Falando em emissões, também antes da saída de Dilma foi publicado o terceiro inventário nacional de emissões de gases de efeito estufa, que mostrou que a contribuição histórica do Brasil ao problema foi maior. Em 2005, as emissões foram maiores do que as imaginadas antes. E as metas brasileiras (INDC) ao Acordo de Paris foram assumidas com base no valor anterior. O governo pretende rever a INDC? É uma discussão que está em curso no ministério, com outros ministérios, com o Observatório do Clima, mas não ainda não temos uma deliberação sobre isso. É um assunto polêmico, há questionamentos científicos. Não é uma questão simples de decisão. Pessoas importantes questionam a metodologia desse inventário. Vamos ouvir os interessados, talvez se ampliar a discussão, criar uma câmara para isso. Queremos ter segurança científica da coisa. Quero clarificar o que foi apontado pelos técnicos. Temos de ver. Não tenho problema se tiver de rever o próprio inventário. Quero saber se foi correto.

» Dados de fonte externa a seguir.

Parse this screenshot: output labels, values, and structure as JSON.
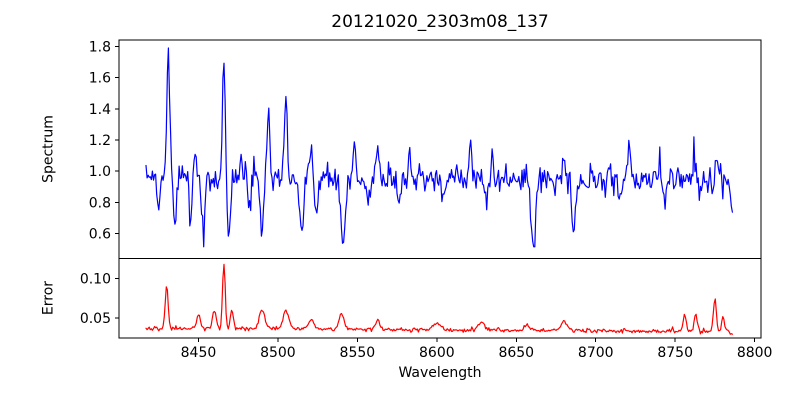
{
  "title": "20121020_2303m08_137",
  "axis_labels": {
    "x": "Wavelength",
    "y_top": "Spectrum",
    "y_bottom": "Error"
  },
  "colors": {
    "spectrum_line": "#0000ff",
    "error_line": "#ff0000",
    "axis": "#000000",
    "text": "#000000",
    "background": "#ffffff"
  },
  "chart_data": [
    {
      "id": "spectrum",
      "type": "line",
      "title": "20121020_2303m08_137",
      "xlabel": "",
      "ylabel": "Spectrum",
      "xlim": [
        8400,
        8804
      ],
      "ylim": [
        0.44,
        1.841
      ],
      "grid": false,
      "legend": "none",
      "show_x_axis": false,
      "xtick_values": [
        8450,
        8500,
        8550,
        8600,
        8650,
        8700,
        8750,
        8800
      ],
      "xtick_labels": [
        "8450",
        "8500",
        "8550",
        "8600",
        "8650",
        "8700",
        "8750",
        "8800"
      ],
      "ytick_values": [
        0.6,
        0.8,
        1.0,
        1.2,
        1.4,
        1.6,
        1.8
      ],
      "ytick_labels": [
        "0.6",
        "0.8",
        "1.0",
        "1.2",
        "1.4",
        "1.6",
        "1.8"
      ],
      "series": {
        "name": "spectrum",
        "color": "#0000ff",
        "x_start": 8417,
        "x_end": 8786,
        "n_points": 550,
        "baseline_start": 0.955,
        "baseline_end": 0.94,
        "noise_sigma": 0.046,
        "clip_min": 0.515,
        "clip_max": 1.79,
        "seed": 20121020,
        "features": [
          {
            "x": 8425,
            "amp": -0.18,
            "w": 0.9
          },
          {
            "x": 8431,
            "amp": 0.84,
            "w": 0.9
          },
          {
            "x": 8435,
            "amp": -0.3,
            "w": 1.0
          },
          {
            "x": 8445,
            "amp": -0.22,
            "w": 0.9
          },
          {
            "x": 8448,
            "amp": 0.17,
            "w": 0.8
          },
          {
            "x": 8453,
            "amp": -0.34,
            "w": 1.0
          },
          {
            "x": 8466,
            "amp": 0.72,
            "w": 0.9
          },
          {
            "x": 8469,
            "amp": -0.36,
            "w": 1.0
          },
          {
            "x": 8477,
            "amp": 0.15,
            "w": 0.8
          },
          {
            "x": 8482,
            "amp": -0.18,
            "w": 0.9
          },
          {
            "x": 8490,
            "amp": -0.37,
            "w": 0.9
          },
          {
            "x": 8494,
            "amp": 0.42,
            "w": 0.9
          },
          {
            "x": 8505,
            "amp": 0.56,
            "w": 0.9
          },
          {
            "x": 8515,
            "amp": -0.32,
            "w": 1.2
          },
          {
            "x": 8521,
            "amp": 0.23,
            "w": 0.8
          },
          {
            "x": 8524,
            "amp": -0.24,
            "w": 1.0
          },
          {
            "x": 8541,
            "amp": -0.44,
            "w": 1.3
          },
          {
            "x": 8548,
            "amp": 0.23,
            "w": 0.8
          },
          {
            "x": 8557,
            "amp": -0.16,
            "w": 0.9
          },
          {
            "x": 8563,
            "amp": 0.25,
            "w": 0.9
          },
          {
            "x": 8576,
            "amp": -0.15,
            "w": 0.9
          },
          {
            "x": 8583,
            "amp": 0.16,
            "w": 0.8
          },
          {
            "x": 8604,
            "amp": -0.13,
            "w": 0.9
          },
          {
            "x": 8621,
            "amp": 0.2,
            "w": 0.8
          },
          {
            "x": 8631,
            "amp": -0.15,
            "w": 0.9
          },
          {
            "x": 8635,
            "amp": 0.16,
            "w": 0.8
          },
          {
            "x": 8661,
            "amp": -0.41,
            "w": 1.3
          },
          {
            "x": 8680,
            "amp": 0.15,
            "w": 0.8
          },
          {
            "x": 8686,
            "amp": -0.3,
            "w": 1.1
          },
          {
            "x": 8715,
            "amp": -0.18,
            "w": 0.9
          },
          {
            "x": 8721,
            "amp": 0.25,
            "w": 0.8
          },
          {
            "x": 8740,
            "amp": 0.15,
            "w": 0.8
          },
          {
            "x": 8744,
            "amp": -0.14,
            "w": 0.9
          },
          {
            "x": 8762,
            "amp": 0.16,
            "w": 0.8
          },
          {
            "x": 8776,
            "amp": 0.2,
            "w": 0.8
          },
          {
            "x": 8786,
            "amp": -0.15,
            "w": 1.0
          }
        ]
      }
    },
    {
      "id": "error",
      "type": "line",
      "title": "",
      "xlabel": "Wavelength",
      "ylabel": "Error",
      "xlim": [
        8400,
        8804
      ],
      "ylim": [
        0.025,
        0.1255
      ],
      "grid": false,
      "legend": "none",
      "show_x_axis": true,
      "xtick_values": [
        8450,
        8500,
        8550,
        8600,
        8650,
        8700,
        8750,
        8800
      ],
      "xtick_labels": [
        "8450",
        "8500",
        "8550",
        "8600",
        "8650",
        "8700",
        "8750",
        "8800"
      ],
      "ytick_values": [
        0.05,
        0.1
      ],
      "ytick_labels": [
        "0.05",
        "0.10"
      ],
      "series": {
        "name": "error",
        "color": "#ff0000",
        "x_start": 8417,
        "x_end": 8786,
        "n_points": 550,
        "baseline_start": 0.0375,
        "baseline_end": 0.033,
        "noise_sigma": 0.0013,
        "clip_min": 0.0298,
        "clip_max": 0.118,
        "seed": 2303,
        "features": [
          {
            "x": 8430,
            "amp": 0.055,
            "w": 0.9
          },
          {
            "x": 8450,
            "amp": 0.018,
            "w": 1.2
          },
          {
            "x": 8460,
            "amp": 0.022,
            "w": 1.2
          },
          {
            "x": 8466,
            "amp": 0.086,
            "w": 0.8
          },
          {
            "x": 8471,
            "amp": 0.024,
            "w": 0.9
          },
          {
            "x": 8490,
            "amp": 0.024,
            "w": 1.8
          },
          {
            "x": 8505,
            "amp": 0.023,
            "w": 1.8
          },
          {
            "x": 8521,
            "amp": 0.012,
            "w": 1.5
          },
          {
            "x": 8540,
            "amp": 0.02,
            "w": 1.5
          },
          {
            "x": 8563,
            "amp": 0.012,
            "w": 1.5
          },
          {
            "x": 8600,
            "amp": 0.008,
            "w": 2.5
          },
          {
            "x": 8628,
            "amp": 0.01,
            "w": 2.0
          },
          {
            "x": 8657,
            "amp": 0.008,
            "w": 1.5
          },
          {
            "x": 8680,
            "amp": 0.012,
            "w": 2.0
          },
          {
            "x": 8756,
            "amp": 0.022,
            "w": 1.0
          },
          {
            "x": 8763,
            "amp": 0.021,
            "w": 1.0
          },
          {
            "x": 8775,
            "amp": 0.042,
            "w": 0.9
          },
          {
            "x": 8780,
            "amp": 0.018,
            "w": 1.0
          },
          {
            "x": 8786,
            "amp": -0.003,
            "w": 1.5
          }
        ]
      }
    }
  ]
}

Proposta tem como base PL aprovado em comissão de meio ambiente A base do projeto do ministro Sarney Filho é um projeto de lei apresentado pelo deputado Ricardo Trípoli (PSDB-SP) no ano passado na comissão de meio ambiente da Câmara. Segundo o ministro, foram incorporadas muitas inovações, mas a base é essa. "Mantém a filosofia fundamental que é dar eficiência, desburocratizar, mas ao mesmo tempo não flexibilizar as exigências socioambientais", disse.